Letter from Myanmar
How does the Myanmar of 2013 look like? Our reporter spent eleven days travelling in the country during the Chinese New Year holidays.
You will feel Myanmar is a unique country the second you exit Yangon's airport. All men wear a longyi, a sarong-like garment that reaches to the ankles, and many of them have red-stained teeth, thanks to the betel nut they chew. Women have brown faces because they spread thanaka on their cheeks as sunscreen. Cars drive on the right with steering wheels on the right-hand side, after the administration suddenly in 1970 decided it has to be so for astrological reasons.
Myanmar, or Burma as it used to be officially called until 1989 and is still largely designated abroad, has remained more authentic than its South-East Asian neighbours. The country still faces many social and humanitarian challenges, but the quick-changing political context gives some hope for the future.
Parts of Myanmar remain inaccessible, as there are still ethnic wars in the West or North-East. In the South, the Karen ethnic minority has been in active conflict with the central government for over 60 years, making it the world's longest ongoing war. The population of Myanmar is composed of 135 distinct ethnic groups, and a code of silence surrounds those deep-rooted internal conflicts.
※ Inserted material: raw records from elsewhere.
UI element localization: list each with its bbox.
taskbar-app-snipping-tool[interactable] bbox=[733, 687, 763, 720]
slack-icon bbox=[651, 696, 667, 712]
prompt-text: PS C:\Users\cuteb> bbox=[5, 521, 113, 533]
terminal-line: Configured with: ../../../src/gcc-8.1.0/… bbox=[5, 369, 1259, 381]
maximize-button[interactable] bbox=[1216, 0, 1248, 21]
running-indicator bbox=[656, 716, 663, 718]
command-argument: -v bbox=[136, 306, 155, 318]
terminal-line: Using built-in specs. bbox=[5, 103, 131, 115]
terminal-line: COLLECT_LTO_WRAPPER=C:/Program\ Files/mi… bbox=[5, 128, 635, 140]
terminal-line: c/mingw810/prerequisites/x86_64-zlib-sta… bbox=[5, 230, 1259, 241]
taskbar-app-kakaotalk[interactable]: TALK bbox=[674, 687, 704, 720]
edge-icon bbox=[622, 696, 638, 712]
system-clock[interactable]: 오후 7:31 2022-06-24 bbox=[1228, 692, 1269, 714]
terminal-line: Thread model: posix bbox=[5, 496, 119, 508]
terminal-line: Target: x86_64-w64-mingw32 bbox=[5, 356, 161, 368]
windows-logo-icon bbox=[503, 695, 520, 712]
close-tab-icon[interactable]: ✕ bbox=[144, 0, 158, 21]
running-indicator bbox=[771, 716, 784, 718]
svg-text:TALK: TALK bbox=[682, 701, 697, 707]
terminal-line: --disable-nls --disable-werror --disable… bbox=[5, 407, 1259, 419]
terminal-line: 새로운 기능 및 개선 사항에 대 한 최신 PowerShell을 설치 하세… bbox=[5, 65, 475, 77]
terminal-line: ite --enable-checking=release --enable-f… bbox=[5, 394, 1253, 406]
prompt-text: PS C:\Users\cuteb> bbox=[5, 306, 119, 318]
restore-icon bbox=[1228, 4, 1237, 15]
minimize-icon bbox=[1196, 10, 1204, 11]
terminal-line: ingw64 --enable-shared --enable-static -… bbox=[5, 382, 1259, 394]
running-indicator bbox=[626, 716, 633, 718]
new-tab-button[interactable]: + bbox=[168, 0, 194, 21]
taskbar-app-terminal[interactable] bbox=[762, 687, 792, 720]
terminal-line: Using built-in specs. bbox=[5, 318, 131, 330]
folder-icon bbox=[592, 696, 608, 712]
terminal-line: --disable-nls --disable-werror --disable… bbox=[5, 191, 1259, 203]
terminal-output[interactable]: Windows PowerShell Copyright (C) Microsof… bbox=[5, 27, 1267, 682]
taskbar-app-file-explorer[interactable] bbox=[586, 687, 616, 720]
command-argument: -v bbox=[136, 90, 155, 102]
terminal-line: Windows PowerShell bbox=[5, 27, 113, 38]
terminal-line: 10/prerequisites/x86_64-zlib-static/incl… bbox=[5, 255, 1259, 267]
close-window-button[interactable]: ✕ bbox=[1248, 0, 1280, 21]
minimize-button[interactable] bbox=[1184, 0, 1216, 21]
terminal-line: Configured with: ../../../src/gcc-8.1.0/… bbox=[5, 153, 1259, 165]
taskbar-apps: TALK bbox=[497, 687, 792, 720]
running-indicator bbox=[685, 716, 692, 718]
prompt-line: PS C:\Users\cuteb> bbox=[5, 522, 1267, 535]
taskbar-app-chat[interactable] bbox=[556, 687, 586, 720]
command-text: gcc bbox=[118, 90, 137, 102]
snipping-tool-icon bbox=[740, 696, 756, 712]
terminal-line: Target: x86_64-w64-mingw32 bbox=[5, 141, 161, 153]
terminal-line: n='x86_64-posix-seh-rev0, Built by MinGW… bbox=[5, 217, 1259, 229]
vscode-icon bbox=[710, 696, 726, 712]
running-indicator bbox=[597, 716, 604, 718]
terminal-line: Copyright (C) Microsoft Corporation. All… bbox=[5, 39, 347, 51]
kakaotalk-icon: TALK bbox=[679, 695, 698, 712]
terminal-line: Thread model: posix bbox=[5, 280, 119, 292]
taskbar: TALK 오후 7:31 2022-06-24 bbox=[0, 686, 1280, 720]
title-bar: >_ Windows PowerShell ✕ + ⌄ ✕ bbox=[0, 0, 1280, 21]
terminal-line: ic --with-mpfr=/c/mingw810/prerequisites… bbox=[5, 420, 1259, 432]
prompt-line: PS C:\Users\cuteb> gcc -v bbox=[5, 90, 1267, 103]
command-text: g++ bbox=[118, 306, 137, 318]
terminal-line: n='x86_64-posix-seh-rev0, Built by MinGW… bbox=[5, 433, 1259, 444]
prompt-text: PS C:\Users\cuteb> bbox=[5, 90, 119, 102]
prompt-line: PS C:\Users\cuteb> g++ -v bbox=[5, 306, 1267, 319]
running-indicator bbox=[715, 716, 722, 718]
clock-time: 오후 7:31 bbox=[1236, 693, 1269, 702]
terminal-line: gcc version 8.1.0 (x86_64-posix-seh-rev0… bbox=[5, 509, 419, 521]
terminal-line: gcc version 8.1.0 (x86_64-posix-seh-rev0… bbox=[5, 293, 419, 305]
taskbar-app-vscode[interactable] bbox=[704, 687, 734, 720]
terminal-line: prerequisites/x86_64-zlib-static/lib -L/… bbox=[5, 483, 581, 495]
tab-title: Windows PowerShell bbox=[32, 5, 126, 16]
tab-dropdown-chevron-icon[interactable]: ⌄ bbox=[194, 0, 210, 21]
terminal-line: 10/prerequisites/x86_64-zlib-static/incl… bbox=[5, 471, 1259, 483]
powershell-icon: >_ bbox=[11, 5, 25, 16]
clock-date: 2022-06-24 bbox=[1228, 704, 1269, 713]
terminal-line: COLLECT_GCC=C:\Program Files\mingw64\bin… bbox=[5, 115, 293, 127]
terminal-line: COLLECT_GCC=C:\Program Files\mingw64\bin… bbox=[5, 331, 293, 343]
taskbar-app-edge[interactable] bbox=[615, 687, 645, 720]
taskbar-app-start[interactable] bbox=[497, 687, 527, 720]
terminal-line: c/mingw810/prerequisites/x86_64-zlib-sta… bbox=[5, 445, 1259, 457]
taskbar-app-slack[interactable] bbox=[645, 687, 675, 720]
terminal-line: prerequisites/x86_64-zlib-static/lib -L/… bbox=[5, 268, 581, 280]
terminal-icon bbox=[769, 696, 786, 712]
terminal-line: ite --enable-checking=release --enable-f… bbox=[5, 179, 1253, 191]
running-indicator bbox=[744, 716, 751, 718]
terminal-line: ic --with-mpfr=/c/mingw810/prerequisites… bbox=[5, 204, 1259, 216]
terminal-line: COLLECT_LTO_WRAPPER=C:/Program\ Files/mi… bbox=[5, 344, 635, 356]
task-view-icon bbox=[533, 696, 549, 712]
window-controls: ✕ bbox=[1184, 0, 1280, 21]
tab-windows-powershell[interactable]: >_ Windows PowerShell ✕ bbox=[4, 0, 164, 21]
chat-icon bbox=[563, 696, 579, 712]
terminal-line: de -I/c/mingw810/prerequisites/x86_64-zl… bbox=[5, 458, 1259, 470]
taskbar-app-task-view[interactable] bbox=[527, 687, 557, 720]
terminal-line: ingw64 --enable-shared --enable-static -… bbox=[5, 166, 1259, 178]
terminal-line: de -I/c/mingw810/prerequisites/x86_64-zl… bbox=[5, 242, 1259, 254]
Children are commonly exploited for service in restaurants, cleaning in hotels, or doing agricultural works. Most of them are not even ten years old.
Treatment of litter is another huge problem, as there is no central collection system. Plastic bags and detritus of all kinds accumulate on the streets, shaping big heaps of waste in townships of suburban areas. This contributes to the propagation of diseases, and is exacerbated by very bad hygienic conditions in food conservation.
Seventy per cent of the 62 million population live in rural areas, and the primary sector represents 40 per cent of Myanmar's GDP. In the countryside people still use horse carts as the main means of transportation, and buffaloes to plough the fields. It takes two hours to crush four kilos of peanuts to obtain oil, with a cow actioning the crusher. Time seems to be suspended in Myanmar.
Electricity is mainly produced by noisy and polluting generating sets, which often do not work 24 hours. General power cuts occur many times a day. Telecommunications are also underdeveloped, as the government made it unaffordable on purpose for many years. Foreign cell phones do not work in any part of the country, and Internet connections are scarce and slow.
The United Nations Development Programme ranks Myanmar as the 149th state out of 187 for Humanitarian Development Index, and Transparency International, an anti-corruption watchdog, appreciates the country as the fifth most corrupted in the world. Challenges are very high for the new government.
The political situation of Myanmar has tremendously evolved in the past two years. In streets of Yangon, portraits of Aung San Suu Kyi are everywhere and her books can be found on the shelves of any street bookseller. Two years ago she was still under house arrest and constrained to silence.
Thein Sein was elected as the new president of Myanmar and a semi-civilian government formed in April 2011, after almost fifty years of ruling by a tough military junta. Aung San Suu Kyi and some other political opponents were released, elections organised and several democratic measures undertaken, such as the abolishment of a 1988 ban on public gatherings of more than five people in late January.
The Myanmar of 2013 is under constant change. Its evolution in the next few years will be of global significance. Development issues remain nevertheless numerous for the newly-elected political leaders. The boost in tourism and foreign investments might present new risks for the newly-opened country. For all we know, this could be a glimmer of light for the people of Myanmar; it is up to the government to spot the frail links before the light goes out.
A version of this article appeared in print in the March Issue of The Young Reporter.